PCSpecialist Cobalt Nova 14th Gen System Review
It’s difficult to come away from the PCSpecialist Cobalt Nova anything other than hugely impressed.
Much of this is down to factors that are common amongst the many PCS systems we’ve reviewed over the years. They arrive in a very sturdy box, with plenty of packaging both inside and outside of the case ensuring that you have zero fears regarding it arriving in flawless condition. We’re always pleased to receive all the extra mounting screws, brackets and cables as it means you could upgrade this system in the future without having to struggle to find an extra set of power cables or similar. When you take the Instapak protective foam out you’re always impressed by the cable routing of the build. We’ve yet to see one with a single cable out of place, no matter which end of the price spectrum the system fits. PCSpecialist could be forgiven for paying extra-close attention to their premium priced models, but they always give the same effort even on the ones at the value side of things. At Â£1699 in review specification the PCSpecialist Cobalt Nova fits in the lower middle of their product range, but besides a slightly more affordable case and CPU cooler choice – both things you can customise/change when ordering – there isn’t a bad choice here.

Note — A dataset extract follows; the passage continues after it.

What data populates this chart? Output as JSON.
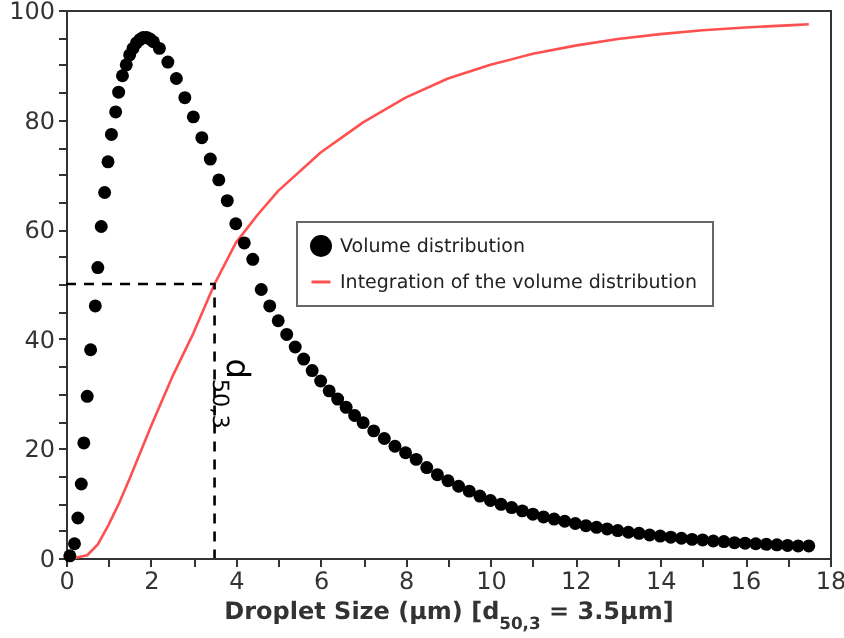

That careful component selection is something that is also a hallmark of the PCSpecialist experience. We know many pre-built systems that concentrate so hard on an attention-grabbing component they don’t put that same care into the rest. Think a RTX 4090 with a regular SATA SSD. Or a Ryzen 9 7950X stuffed into a B650 motherboard. Obviously with the launch of the new Intel 14th Generation processors – here represented by the Core i5-14600K – it’s easy to have your head turned by a 14 core CPU that can boost well past the 5 GHz mark. You could see how much better it was when compared to our Core i5-13600K, and that processor had the thermal headroom only a 360mm AIO can bring. Indeed if we were to suggest an upgrade to this particular specification we’d go for a better cooler to just unleash a little more at the top end. Otherwise it’s a star of a processor and one of which Intel can be justly proud. We can’t wait to see how their Core i7 and i9s perform. But this is being written a week before launch and so we don’t know yet.
Otherwise the inclusion of the RTX 4070 also speaks to careful component choice. Strictly speaking this is a graphics card that is happiest at 1440P or 1080P, but we wrung its neck by pushing ray-traced 4K games through it and got over 60 FPS in every benchmark except the Riftbreaker intense one, which is more of a CPU test than anything. Although you’ve no guarantee which specific graphics card you’ll receive we have to mention that the Palit Dual card in our review system was quiet even under the heaviest loadings. On my own rig 4K gaming has dogs whining and neighbours knocking, but this was whisper quiet.
If you’ve been saving hard for a new gaming PC within a reasonable budget then your patience has been well-rewarded, as the combination of the RTX 4070, Intel Core i5-14600K and the other components here – 5600 MHz DDR5 and a 2TB Gen 4 M.2 – bring a huge amount of performance to the table. That they perform that well in a system with the build quality and reassuring warranty provided by PCSpecialist is just the icing on the cake. Unquestionably the PCSpecialist Cobalt Nova wins our OC3D Gamers Choice Award.